Quality is the focus of Krystle Moya’s work at Con Edison and an essential feature of her character, her cultural passions, and her motivation to help others. That attribute is how she has earned the 2024 ASPIRA Circle of Achievers Award.

For most of her 11 years at Con Edison, Moya has challenged herself and coworkers “to find problems before they find us.” Officially, she is a project specialist in Business Ethics and Compliance. That means she establishes standards to help people across the company to improve their work, whether to be more productive, more efficient, to save money, or even to be safer. And she extends that outreach to customers through programs, rebates and tips to make the cleaner, more reliable transition away from fossil fuels.

In short, it’s all about “quality.” Or as Moya says: “I just love helping others achieve their goals.”

For more than 60 years, ASPIRA has helped Latino youth gain educational excellence through leadership development activities and programs. The Circle of Achievers recognizes people who make a difference in their companies and within the Latino community.

Growing up in Orange County, N.Y. with her father, who was born in Puerto Rico, and her mother, whose parents hailed from the island, Moya never thought of working at an energy company. “If I thought of a utility, I thought of my bill,” she said. But after graduating from New York University with a bachelor’s degree in psychology, she decided to pivot after learning of a position at Con Edison in customer outreach.

“I didn’t realize Con Edison was so community oriented,” Moya said, “that we help educate our customers, and help them when they need help.”

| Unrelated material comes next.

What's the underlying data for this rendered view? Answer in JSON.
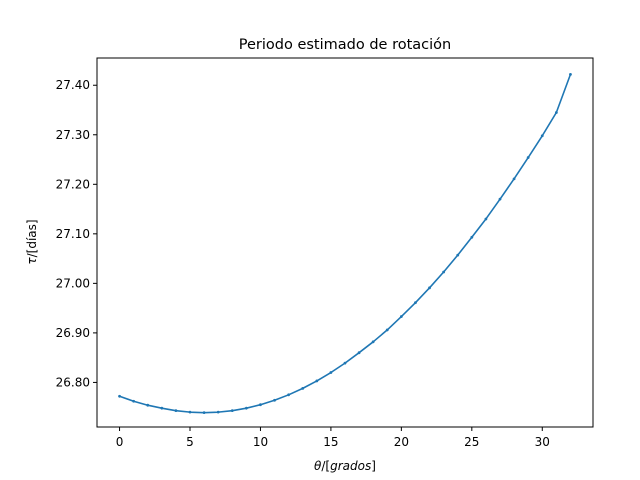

Six weeks later, she was helping many customers after Superstorm Sandy. Her recognition from ASPIRA came after years of hard work, quality efforts that still left time for her love of Salsa music, her Astoria community and the New York Rangers.

“I was shocked and not expecting such an honor,” she said. But for her father, Ramon, who also won an ASPIRA award as a teenager, it was a full-circle moment. And an example of “quality” running in the family.